From: Wei Dai (weidai@weidai.com)
Date: Thu Apr 24 2003 - 16:40:33 MDT
On Thu, Apr 24, 2003 at 11:50:32AM -0700, Robert J. Bradbury wrote:
> Now, on the TV this morning I heard comments to the effect that most of
> the people who have died are either elderly or otherwise immunocompromised.
> This only makes sense and implies that most people do not really need
> to be fearful (as Anders points out).
This is not the impression I have. Look at the latest case counts from
WHO: http://www.who.int/csr/sarscountry/2003_04_24/en/. In Canada and Hong
Kong, the ratio of death to recovery is about 1:5. In China it's 1:10 but
that could easily be due to bad reporting. For comparison, the fatality
rate of smallpox is 30%.
> Its always important to keep in mind influenza kills (to my best very
> rough guess) around 600,000 people a year [1] while SARS if it continues
> at its present rate will only kill perhaps 500 people this year.

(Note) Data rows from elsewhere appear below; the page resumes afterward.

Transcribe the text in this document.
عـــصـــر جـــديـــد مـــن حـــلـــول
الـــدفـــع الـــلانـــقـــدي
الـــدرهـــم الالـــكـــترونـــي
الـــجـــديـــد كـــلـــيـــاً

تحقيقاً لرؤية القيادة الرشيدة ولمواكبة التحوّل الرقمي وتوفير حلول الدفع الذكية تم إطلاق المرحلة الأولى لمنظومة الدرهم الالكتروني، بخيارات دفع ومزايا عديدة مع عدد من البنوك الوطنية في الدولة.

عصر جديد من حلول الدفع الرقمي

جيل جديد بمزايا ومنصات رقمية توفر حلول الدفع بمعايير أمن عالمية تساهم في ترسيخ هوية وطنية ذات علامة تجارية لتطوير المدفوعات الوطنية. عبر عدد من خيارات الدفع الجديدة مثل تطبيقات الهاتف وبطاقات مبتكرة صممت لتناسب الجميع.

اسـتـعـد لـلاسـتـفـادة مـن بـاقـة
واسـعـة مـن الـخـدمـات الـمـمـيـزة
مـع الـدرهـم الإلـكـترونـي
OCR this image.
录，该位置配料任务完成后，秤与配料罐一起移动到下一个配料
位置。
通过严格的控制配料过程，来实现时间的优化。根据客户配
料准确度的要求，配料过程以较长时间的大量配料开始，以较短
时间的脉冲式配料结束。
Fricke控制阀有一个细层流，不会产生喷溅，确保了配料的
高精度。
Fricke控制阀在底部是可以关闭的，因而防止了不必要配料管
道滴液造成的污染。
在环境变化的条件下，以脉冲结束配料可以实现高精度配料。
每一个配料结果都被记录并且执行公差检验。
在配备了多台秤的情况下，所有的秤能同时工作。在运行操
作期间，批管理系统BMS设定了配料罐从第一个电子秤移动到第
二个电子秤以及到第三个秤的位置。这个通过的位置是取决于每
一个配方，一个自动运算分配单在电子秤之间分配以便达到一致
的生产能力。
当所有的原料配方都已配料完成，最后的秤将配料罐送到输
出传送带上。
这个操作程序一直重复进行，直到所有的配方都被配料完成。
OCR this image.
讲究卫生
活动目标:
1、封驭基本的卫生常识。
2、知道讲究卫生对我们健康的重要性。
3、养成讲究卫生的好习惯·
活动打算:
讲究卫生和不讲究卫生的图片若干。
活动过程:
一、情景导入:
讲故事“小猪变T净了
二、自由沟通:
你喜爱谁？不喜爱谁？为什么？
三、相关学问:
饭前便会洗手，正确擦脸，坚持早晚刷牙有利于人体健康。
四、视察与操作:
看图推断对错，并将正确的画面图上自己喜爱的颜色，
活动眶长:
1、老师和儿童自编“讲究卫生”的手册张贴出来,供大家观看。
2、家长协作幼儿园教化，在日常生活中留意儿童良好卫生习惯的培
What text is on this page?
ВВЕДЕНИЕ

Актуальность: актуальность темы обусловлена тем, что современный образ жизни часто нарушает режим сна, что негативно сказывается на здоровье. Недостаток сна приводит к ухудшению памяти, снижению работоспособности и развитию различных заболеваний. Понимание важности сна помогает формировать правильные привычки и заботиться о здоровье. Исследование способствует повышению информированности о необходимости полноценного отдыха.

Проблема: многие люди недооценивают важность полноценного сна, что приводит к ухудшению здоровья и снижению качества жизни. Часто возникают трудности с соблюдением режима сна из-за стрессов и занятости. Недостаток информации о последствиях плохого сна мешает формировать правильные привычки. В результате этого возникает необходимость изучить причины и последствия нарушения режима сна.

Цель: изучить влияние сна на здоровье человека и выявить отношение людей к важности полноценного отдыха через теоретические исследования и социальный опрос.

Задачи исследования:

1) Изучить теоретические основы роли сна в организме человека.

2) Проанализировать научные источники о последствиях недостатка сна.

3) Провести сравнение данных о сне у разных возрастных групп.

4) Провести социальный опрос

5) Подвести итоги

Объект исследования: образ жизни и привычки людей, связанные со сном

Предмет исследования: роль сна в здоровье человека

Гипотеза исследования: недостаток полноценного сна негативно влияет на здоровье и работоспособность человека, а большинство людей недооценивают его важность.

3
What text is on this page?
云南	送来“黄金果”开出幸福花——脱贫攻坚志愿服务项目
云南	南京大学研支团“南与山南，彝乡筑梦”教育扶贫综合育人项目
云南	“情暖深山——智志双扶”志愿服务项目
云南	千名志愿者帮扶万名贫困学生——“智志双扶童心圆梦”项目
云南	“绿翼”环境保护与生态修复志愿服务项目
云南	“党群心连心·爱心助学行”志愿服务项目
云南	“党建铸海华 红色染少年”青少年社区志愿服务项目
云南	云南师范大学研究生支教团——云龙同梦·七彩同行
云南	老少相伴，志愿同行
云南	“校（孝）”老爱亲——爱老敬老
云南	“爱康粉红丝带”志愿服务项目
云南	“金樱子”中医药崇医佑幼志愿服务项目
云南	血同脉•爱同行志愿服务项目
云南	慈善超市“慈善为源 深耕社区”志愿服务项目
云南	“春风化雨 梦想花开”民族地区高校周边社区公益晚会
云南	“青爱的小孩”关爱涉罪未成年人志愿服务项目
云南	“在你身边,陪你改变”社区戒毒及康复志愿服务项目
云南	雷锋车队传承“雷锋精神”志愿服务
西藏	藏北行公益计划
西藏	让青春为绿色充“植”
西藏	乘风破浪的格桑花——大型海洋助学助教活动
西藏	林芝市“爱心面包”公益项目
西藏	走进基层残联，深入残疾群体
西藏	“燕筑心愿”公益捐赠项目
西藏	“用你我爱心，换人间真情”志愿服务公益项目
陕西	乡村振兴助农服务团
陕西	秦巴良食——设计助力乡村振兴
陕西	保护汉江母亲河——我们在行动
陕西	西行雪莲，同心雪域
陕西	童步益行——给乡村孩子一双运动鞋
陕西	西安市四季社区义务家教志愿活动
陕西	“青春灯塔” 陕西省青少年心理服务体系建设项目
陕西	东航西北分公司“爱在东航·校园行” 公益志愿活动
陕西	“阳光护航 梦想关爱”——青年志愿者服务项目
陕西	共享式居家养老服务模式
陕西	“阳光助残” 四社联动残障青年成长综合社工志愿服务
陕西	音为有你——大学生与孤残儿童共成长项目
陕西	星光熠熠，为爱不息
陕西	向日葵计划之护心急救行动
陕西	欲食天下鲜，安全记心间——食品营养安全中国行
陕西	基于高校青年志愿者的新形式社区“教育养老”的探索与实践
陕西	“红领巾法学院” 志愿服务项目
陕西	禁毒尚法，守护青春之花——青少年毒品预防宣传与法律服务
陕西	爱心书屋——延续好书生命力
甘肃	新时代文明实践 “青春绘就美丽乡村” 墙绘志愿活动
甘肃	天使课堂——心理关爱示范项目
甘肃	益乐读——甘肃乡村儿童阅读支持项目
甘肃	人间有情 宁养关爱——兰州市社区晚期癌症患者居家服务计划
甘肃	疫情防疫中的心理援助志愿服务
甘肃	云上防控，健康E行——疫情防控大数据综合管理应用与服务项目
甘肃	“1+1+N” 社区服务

Influenza has a much lower fatality rate than SARS. The 1918-1919
influenza pandemic had a fatality rate of less than 1%. Also remember that
the current fatality rate of SARS assumes intensive medical care. It will
surely be much higher if the virus spreads into underdeveloped regions or
if the epidemic overwhelms health care systems.
"This is a disease that is now probably endemic in China. It's definitely
an epidemic in Hong Kong, as it is in Toronto," said Donald Low of Mount
Sinai Hospital in Toronto. "Patients will carry it to other countries and
introduce it into new countries. Some of those countries will be able to
respond adequately and other countries won't have the resources or
expertise. It's bleak. It really is bleak."